You should be aware that this pressurization will not probably be any faster than just cycling de-humidified air through your tank, without the equilibration cycle.
I think you do not quite understand what the vapor pressure of water is. Here is the my short-version of that concept:
Water will always leap into the air and establish a pressure inside any vessel. If you take a pressure tank with a water layer at the bottom at freezing temperature, vacuum ALL the air out, the pressure at which you reach equilibrium is the "vapor pressure" for water at freezing. If you increase the temperature, wait for equilibrium and re-measure the pressure inside, then you will have the vapor pressure at that temperature.
Regardless of the actual barometric pressure, the vapor pressure of water is determined
only by the temperature.
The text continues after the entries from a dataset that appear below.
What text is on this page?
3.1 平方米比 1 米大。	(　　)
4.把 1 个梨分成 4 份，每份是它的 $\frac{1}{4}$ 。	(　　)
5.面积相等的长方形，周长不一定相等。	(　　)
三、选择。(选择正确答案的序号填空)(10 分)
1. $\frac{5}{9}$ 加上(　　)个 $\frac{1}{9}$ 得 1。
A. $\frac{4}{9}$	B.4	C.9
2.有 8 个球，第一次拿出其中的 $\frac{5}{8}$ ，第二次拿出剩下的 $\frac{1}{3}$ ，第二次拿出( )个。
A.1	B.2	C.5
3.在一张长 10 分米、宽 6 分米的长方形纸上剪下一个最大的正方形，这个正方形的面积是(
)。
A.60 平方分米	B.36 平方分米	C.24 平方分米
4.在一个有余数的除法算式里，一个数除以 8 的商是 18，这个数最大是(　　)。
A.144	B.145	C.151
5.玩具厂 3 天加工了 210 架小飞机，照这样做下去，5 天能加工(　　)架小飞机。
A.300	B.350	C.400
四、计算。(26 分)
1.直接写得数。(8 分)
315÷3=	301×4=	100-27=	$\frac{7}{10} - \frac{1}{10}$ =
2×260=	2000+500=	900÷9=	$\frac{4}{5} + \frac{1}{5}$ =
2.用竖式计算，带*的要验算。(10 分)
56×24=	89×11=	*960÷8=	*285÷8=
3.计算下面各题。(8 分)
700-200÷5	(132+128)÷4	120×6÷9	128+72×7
It is a physical constant in water, just like the freezing point and the boiling point under standard conditions.
When the actual pressure around a body of water is lower than the vapor pressure of the water...you will get rapid evaporation. When you increase the actual pressure well above the vapor pressure of the water for any given temperature, you will reduce evaporation.
These are the physical properties of water, and they never change.
I think you can be assured that any method of kiln drying of wood that uses increased pressure will take way too much energy. The whole idea behind the vacuum process is not that it works magically better somehow than normal air drying, but that it will use less energy for rapid dehydration than heating the wood. You could dry the wood out rather rapidly by baking it at180°F, but look at all the energy you would be burning up. It also allows you to accelerate the drying process without heating the wood up so much that you do damage to it.
The vacuum kiln should be able to accomplish rapid drying of wood with less tendency to have uneven drying. It will be way more energy intensive than a plain solar kiln, or simply covering with a tarp and waiting for summer to do the drying for you. Generating a vacuum takes energy; just not as much energy as boiling off all the water. Even that equation will be subject to the efficiency of your vacuum pump.
Your pressurization method will use more energy than simply heating up the wood and drying with forced air.